Bill.com (INVOICE -6.56%) has been one of the most popular tech stocks in the market for the past few months, so the selloff in early 2022 has hit the company hard. Shares have fallen nearly 30% from their all-time highs set in November 2021, but even after that the long-term story tells an attractive tale: shares are still up more than 530% since its IPO listed at the end of 2019.
Bill.com was a big winner because of its unique offering that has been used by thousands of businesses, but this business comes with a lot of risk. As it helps small and medium-sized businesses (SMBs) become more digital when it comes to their internal financial operations, there are concerns about how Bill.com might fare over the next five years. Investors might make it a small bet in their portfolio, but it’s not an obvious investment.
A big winner
Bill.com solves a huge problem in the SMB space. When it comes to financial back-office operations for small businesses, over 90% of the work is still done manually. As a business grows, it becomes more difficult to manually track all of its cash inflows and outflows. Not only is manual tracking tedious, but it can also lead to errors and take time to develop the actual business.
Bill.com has created a system where SMBs can track, pay and collect money digitally. This allowed customers to spend 50% less time paying their bills, by automating these processes. Now employees can focus on the business, not internal operations.
The company sells its products primarily through accounting firms, which has proven to be a successful strategy. After all, if Bill.com only has to sell to one accounting firm and that firm recommends its products to dozens of its SMB customers, that’s a major ROI. The company has partnered with more than 85% of the top 100 US accounting firms and more than 5,400 firms in total.

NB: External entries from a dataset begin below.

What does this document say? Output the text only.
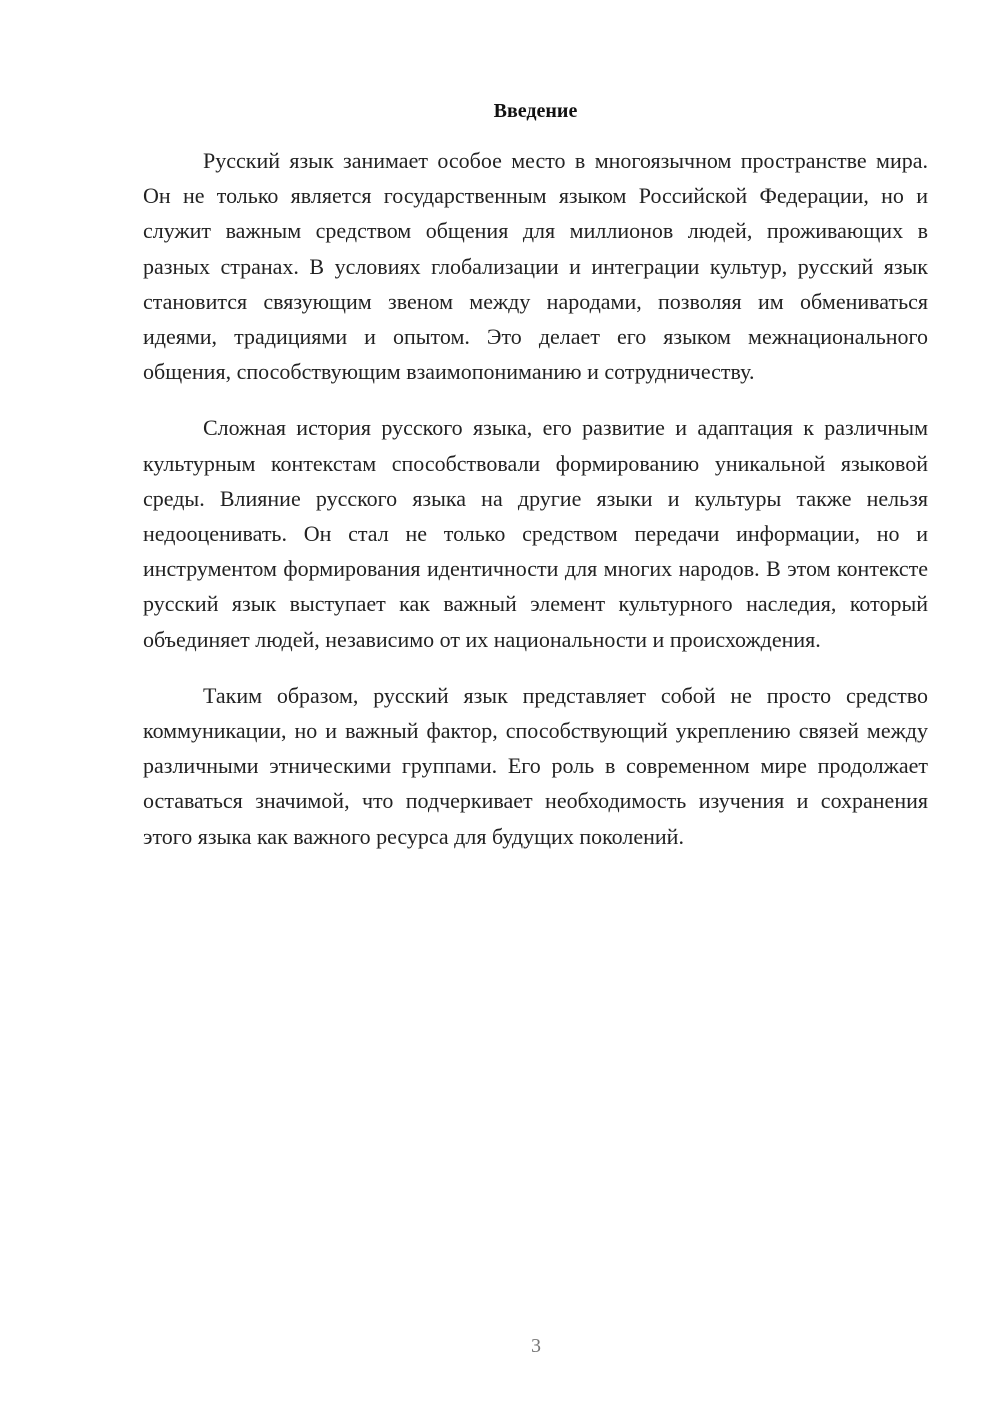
Введение

Русский язык занимает особое место в многоязычном пространстве мира. Он не только является государственным языком Российской Федерации, но и служит важным средством общения для миллионов людей, проживающих в разных странах. В условиях глобализации и интеграции культур, русский язык становится связующим звеном между народами, позволяя им обмениваться идеями, традициями и опытом. Это делает его языком межнационального общения, способствующим взаимопониманию и сотрудничеству.

Сложная история русского языка, его развитие и адаптация к различным культурным контекстам способствовали формированию уникальной языковой среды. Влияние русского языка на другие языки и культуры также нельзя недооценивать. Он стал не только средством передачи информации, но и инструментом формирования идентичности для многих народов. В этом контексте русский язык выступает как важный элемент культурного наследия, который объединяет людей, независимо от их национальности и происхождения.

Таким образом, русский язык представляет собой не просто средство коммуникации, но и важный фактор, способствующий укреплению связей между различными этническими группами. Его роль в современном мире продолжает оставаться значимой, что подчеркивает необходимость изучения и сохранения этого языка как важного ресурса для будущих поколений.

3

Bill.com has soared over 500% in just over two years as a public company, and that’s because the company has had major success. Its organic customer count reached 135,000 in the second quarter of 2022, which ended December 31, 2021. The company derives the majority of its revenue from transactions conducted on its platform, so its total payment volume growth of 62% year over year in the second quarter resulted in strong revenue growth. On an organic basis, its revenue increased 85% year over year.
The risks ahead
Despite this success, there is considerable risk with this venture. The first concern is that Bill.com is burning a lot of money. In the first six months of its fiscal year 2022, its free cash flow burn exceeded $41 million, which was up 60% from the prior year period. That was over 26% of revenue, and with the deterioration, that’s not a good sign.
Company partnerships are a great way to win customers, but it’s also risky. If a major accounting firm were to stop promoting Bill.com products, it could result in a significant loss of customers. This happened at the end of 2018 when he lost 5,000 clients because an accounting firm decided to end his partnership. Another source where the company gains a lot of customers is Intuitive (INTU -5.81%). With this partnership, Bill.com gained thousands of customers, but Intuit could decide to build its own version of Bill.com and end its partnership. Considering Intuit is a leading accounting software platform for SMBs, it has the potential to cut off an important customer acquisition channel for the company.
The final concern is the Bill.com rating. Even after this tech selloff, it is trading at a valuation of 50x sales. Considering that many technology stocks – like Amplitude – are now trading at a low or high single-digit price-to-sales ratio, this company could be cut in half and remain expensive.
Is Bill.com a buy?
Bill.com is tackling a market that includes nearly 20 million SMBs worldwide, but that business isn’t a screaming buy today. Its dependence on Intuit and its large accounting partners could become a problem if any of them decide to end their partnership. On the other hand, Intuit is known for expanding its reach into the SMB space, so it’s not unrealistic for them to create a competing solution.
The other reason you might want to wait today is free cash flow consumption. While the company has nearly $2.8 billion in cash and investments on its balance sheet, a cash-consuming business is very risky, especially when its cash burn increases. Although Bill.com may continue to see success over the next few years, it would be wise to stay away until its cash flow recovers.